In the passage, we have one of many Old Testament formulations of the Ten Commandments. We learned these codes as children, and perhaps have always interpreted them as laws which, when broken, marked us as sinners.

While this is one approach, a more mature and life-giving one is offered by the Biblical scholar Terence E. Fretheim:

The focus (of these directives) is on
protecting the health of the community,

to which end the individual plays such an important role.
Exodus: Interpretation: A Biblical Commentary for Teaching and Preaching

The command to honor one’s father and mother clearly demonstrates this approach. It is a command not only for children to be docile and obedient. Rather it denotes a life-long responsibility to care for parents and other  nurturers of our lives. The command also suggests the responsibility of these nurturers to live honorably so that their children may respond to their example with equal honor.

Today is a day to pray for our own families and for all families, for the young and the elderly, and for those walking the tenuous bridge in between.  It is a day to assess how well we carry our responsibilities to honor, obey, bless and foster life for one another.

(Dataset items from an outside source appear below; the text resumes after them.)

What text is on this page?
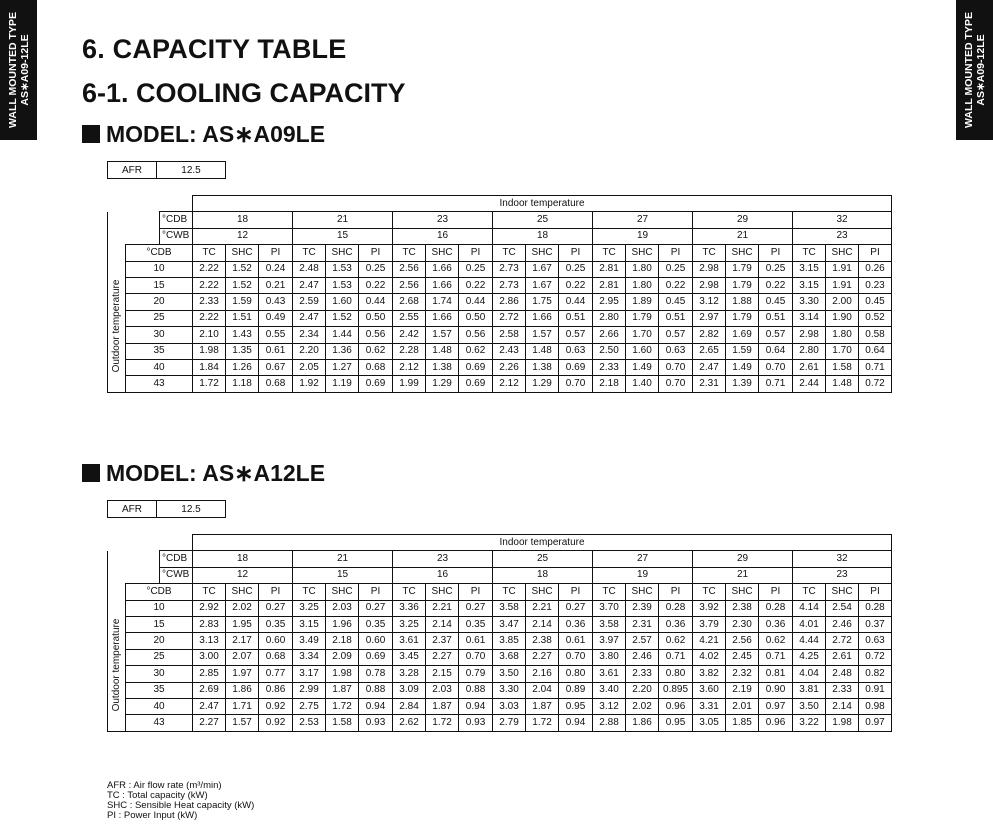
WALL MOUNTED TYPE AS∗A09-12LE	WALL MOUNTED TYPE AS∗A09-12LE
6. CAPACITY TABLE
6-1. COOLING CAPACITY
MODEL: AS∗A09LE
AFR	12.5
			Indoor temperature																				
		°CDB	18			21			23			25			27			29			32		
		°CWB	12			15			16			18			19			21			23		
	°CDB		TC	SHC	PI	TC	SHC	PI	TC	SHC	PI	TC	SHC	PI	TC	SHC	PI	TC	SHC	PI	TC	SHC	PI

Outdoor temperature	10		2.22	1.52	0.24	2.48	1.53	0.25	2.56	1.66	0.25	2.73	1.67	0.25	2.81	1.80	0.25	2.98	1.79	0.25	3.15	1.91	0.26
	15		2.22	1.52	0.21	2.47	1.53	0.22	2.56	1.66	0.22	2.73	1.67	0.22	2.81	1.80	0.22	2.98	1.79	0.22	3.15	1.91	0.23
	20		2.33	1.59	0.43	2.59	1.60	0.44	2.68	1.74	0.44	2.86	1.75	0.44	2.95	1.89	0.45	3.12	1.88	0.45	3.30	2.00	0.45
	25		2.22	1.51	0.49	2.47	1.52	0.50	2.55	1.66	0.50	2.72	1.66	0.51	2.80	1.79	0.51	2.97	1.79	0.51	3.14	1.90	0.52
	30		2.10	1.43	0.55	2.34	1.44	0.56	2.42	1.57	0.56	2.58	1.57	0.57	2.66	1.70	0.57	2.82	1.69	0.57	2.98	1.80	0.58
	35		1.98	1.35	0.61	2.20	1.36	0.62	2.28	1.48	0.62	2.43	1.48	0.63	2.50	1.60	0.63	2.65	1.59	0.64	2.80	1.70	0.64
	40		1.84	1.26	0.67	2.05	1.27	0.68	2.12	1.38	0.69	2.26	1.38	0.69	2.33	1.49	0.70	2.47	1.49	0.70	2.61	1.58	0.71
	43		1.72	1.18	0.68	1.92	1.19	0.69	1.99	1.29	0.69	2.12	1.29	0.70	2.18	1.40	0.70	2.31	1.39	0.71	2.44	1.48	0.72
MODEL: AS∗A12LE
AFR	12.5
			Indoor temperature																				
		°CDB	18			21			23			25			27			29			32		
		°CWB	12			15			16			18			19			21			23		
	°CDB		TC	SHC	PI	TC	SHC	PI	TC	SHC	PI	TC	SHC	PI	TC	SHC	PI	TC	SHC	PI	TC	SHC	PI

Outdoor temperature	10		2.92	2.02	0.27	3.25	2.03	0.27	3.36	2.21	0.27	3.58	2.21	0.27	3.70	2.39	0.28	3.92	2.38	0.28	4.14	2.54	0.28
	15		2.83	1.95	0.35	3.15	1.96	0.35	3.25	2.14	0.35	3.47	2.14	0.36	3.58	2.31	0.36	3.79	2.30	0.36	4.01	2.46	0.37
	20		3.13	2.17	0.60	3.49	2.18	0.60	3.61	2.37	0.61	3.85	2.38	0.61	3.97	2.57	0.62	4.21	2.56	0.62	4.44	2.72	0.63
	25		3.00	2.07	0.68	3.34	2.09	0.69	3.45	2.27	0.70	3.68	2.27	0.70	3.80	2.46	0.71	4.02	2.45	0.71	4.25	2.61	0.72
	30		2.85	1.97	0.77	3.17	1.98	0.78	3.28	2.15	0.79	3.50	2.16	0.80	3.61	2.33	0.80	3.82	2.32	0.81	4.04	2.48	0.82
	35		2.69	1.86	0.86	2.99	1.87	0.88	3.09	2.03	0.88	3.30	2.04	0.89	3.40	2.20	0.895	3.60	2.19	0.90	3.81	2.33	0.91
	40		2.47	1.71	0.92	2.75	1.72	0.94	2.84	1.87	0.94	3.03	1.87	0.95	3.12	2.02	0.96	3.31	2.01	0.97	3.50	2.14	0.98
	43		2.27	1.57	0.92	2.53	1.58	0.93	2.62	1.72	0.93	2.79	1.72	0.94	2.88	1.86	0.95	3.05	1.85	0.96	3.22	1.98	0.97
AFR : Air flow rate (m³/min)
TC : Total capacity (kW)
SHC : Sensible Heat capacity (kW)
PI : Power Input (kW)
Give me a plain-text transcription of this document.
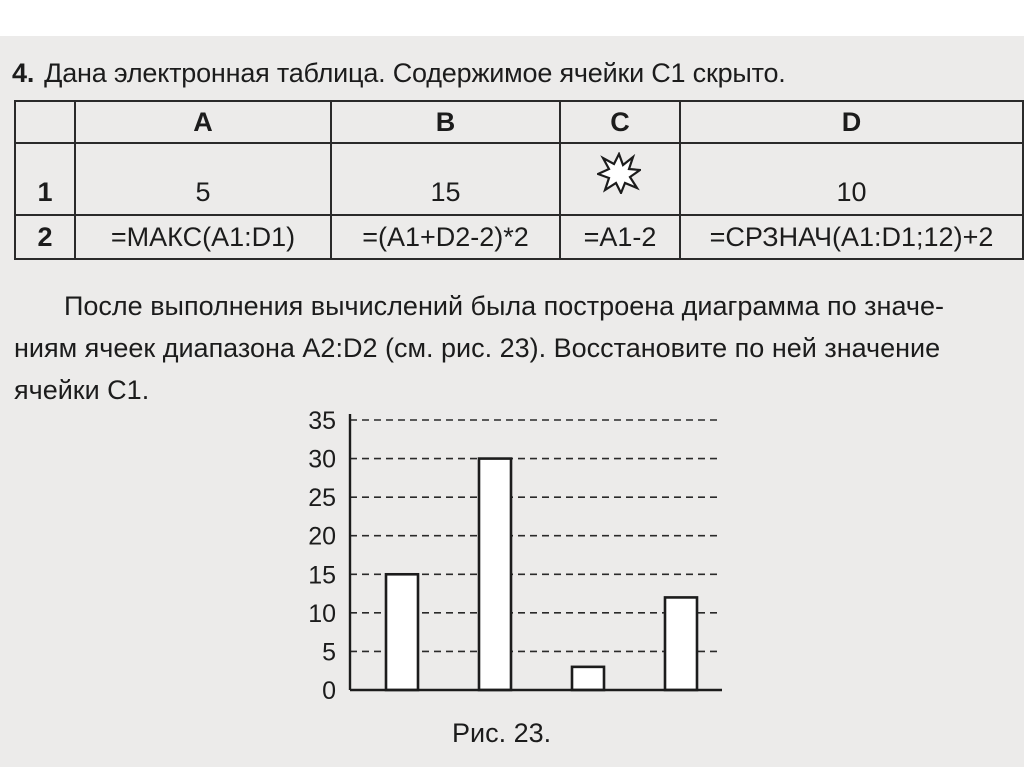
4. Дана электронная таблица. Содержимое ячейки C1 скрыто.
	A	B	C	D
1	5	15		10
2	=МАКС(A1:D1)	=(A1+D2-2)*2	=A1-2	=СРЗНАЧ(A1:D1;12)+2
После выполнения вычислений была построена диаграмма по значе-
ниям ячеек диапазона A2:D2 (см. рис. 23). Восстановите по ней значение
ячейки C1.
0
5
10
15
20
25
30
35
Рис. 23.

It is a day to be deeply grateful for the love of family which we are blessed to experience; a day to pray for healing for those not equally blessed. Let us pray for families distressed by the necessity to migrate, and further burdened by nations’ failures to keep the commandment of neighborly love.

Like Mary, may we embrace the elders in our lives who love and need us, be these parents, mentors, community members, or neighbors. Scripture promises us that, in doing so, we shall have “mercy bestowed on us down to the thousandth generation.”